Shortly thereafter, the question was whether to sell the wine only directly to consumers. We had about a two-to-one demand compared to how much wine we were producing, which wasn’t very much at the beginning. I talked with Don Weaver, our Director of Harlan Estate, and told him that I wanted to have a global presence and wanted to keep about a third of our wine for the trade. That year we sold 70% to our subscribers and 30% through the trade.

Do you hold back some wine now for tastings?

Yes, we hold some back. We’ve been doing so since the beginning, but that was never enough.

Harlan Estate fermentation room


I imagine you get pestered all the time?

Yes, we’re holding back a little more. But I assume that the additional demand is being met by the secondary market, which is more prevalent today.

What’s your view of the secondary market for your wines?

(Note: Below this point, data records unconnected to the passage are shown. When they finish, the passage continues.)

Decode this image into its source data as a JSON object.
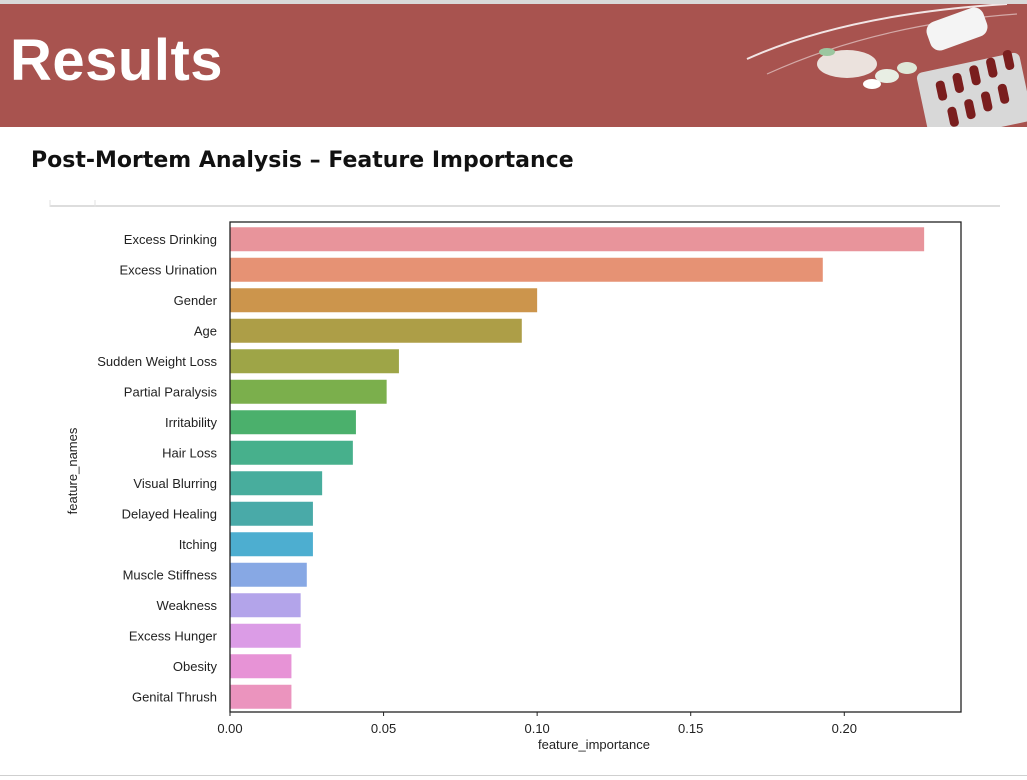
{
  "slide": {
    "title": "Results",
    "subtitle": "Post-Mortem Analysis – Feature Importance"
  },
  "colors": {
    "banner": "#a8534f",
    "title_text": "#ffffff"
  },
  "chart_data": {
    "type": "bar",
    "orientation": "horizontal",
    "categories": [
      "Excess Drinking",
      "Excess Urination",
      "Gender",
      "Age",
      "Sudden Weight Loss",
      "Partial Paralysis",
      "Irritability",
      "Hair Loss",
      "Visual Blurring",
      "Delayed Healing",
      "Itching",
      "Muscle Stiffness",
      "Weakness",
      "Excess Hunger",
      "Obesity",
      "Genital Thrush"
    ],
    "values": [
      0.226,
      0.193,
      0.1,
      0.095,
      0.055,
      0.051,
      0.041,
      0.04,
      0.03,
      0.027,
      0.027,
      0.025,
      0.023,
      0.023,
      0.02,
      0.02
    ],
    "bar_colors": [
      "#e8949b",
      "#e69274",
      "#cc954c",
      "#ad9e47",
      "#9ea547",
      "#7baf4c",
      "#4bb06c",
      "#47b08c",
      "#48ad9d",
      "#49aaa8",
      "#4daed0",
      "#87a8e4",
      "#b3a4ea",
      "#db9ce6",
      "#e793d6",
      "#eb94be"
    ],
    "xlabel": "feature_importance",
    "ylabel": "feature_names",
    "xticks": [
      0.0,
      0.05,
      0.1,
      0.15,
      0.2
    ],
    "xtick_labels": [
      "0.00",
      "0.05",
      "0.10",
      "0.15",
      "0.20"
    ],
    "xlim": [
      0.0,
      0.238
    ],
    "grid": false,
    "legend": "none"
  }
}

I think it’s an important market for both the consumer and the trade but something that we have no control over.

Important in what way?

The secondary market lends greater transparency to the actual prices that the wines are trading for and ultimately, their value is based on supply and demand as well as the integrity of the provenance. The best provenances are directly from the producer, your trusted wine merchant, and the best restaurants.

Is your aim to just raise prices slowly?

Yes, based on long-term demand. We don’t really have huge swings on our vintages; however, there will always be vintages that are more favoured than others.

So, if you look back, there’s just a gradual incline?

The prices have slowly increased over the last 27 years and we’ve never lowered our price one vintage to another. If you look at the secondary market, I believe you’ll find that the prices of our wines are higher than what we sold the wines for on release.

Exactly. They are. I’ve looked at the prices and it’s clearly working. Demand in the secondary market helps you validate your price for the next vintage.

We hope that the wines are always worth more in the secondary market than what our patrons originally paid for them. To achieve that, we need to do our best to monitor the integrity of our wines in the secondary market.

Do you know who your distributors and key restaurants are in advance?

We agree with the distributors on the accounts to be served—restaurants, off-premise and on-premise—and the size of each account’s allocation before we ship the wine. We sell wine to our subscribers during a 30-day window, 18 months before release to the trade. Delivery to our subscribers is concurrent with the trade shipments. We don’t sell more than 2% of our wine to any one distributor.

They’re not being cut out of the loop?

If the distributors follow through with our agreed-upon accounts and allocations, they’re not cut out of the loop.

Why don’t you sell more than 2% to each distributor? 

Since the beginning, we wanted to make certain we weren’t vulnerable to any one distributor or account as to allocations and pricing. Over the years, alignment and transparency with our distributors and the accounts has proven to work well for us and our trade partners. We do not anticipate changing either the policy or the strategy.

Why do you want to know the exact accounts beyond your distributors?

We want to make sure that we are represented in the key markets and key accounts in the world. When our patrons travel, they should be able to find our wines in the types of establishments they frequent. It’s also important that we develop strong relationships with the key accounts in order to better support our distributors in their respective markets.

When will you be finished? What does ‘done’ look like?

Relationship-building and nurturing are never finished. Ultimately, we’re looking for loyalty, alignment, transparency, and trust. We won’t ever be done.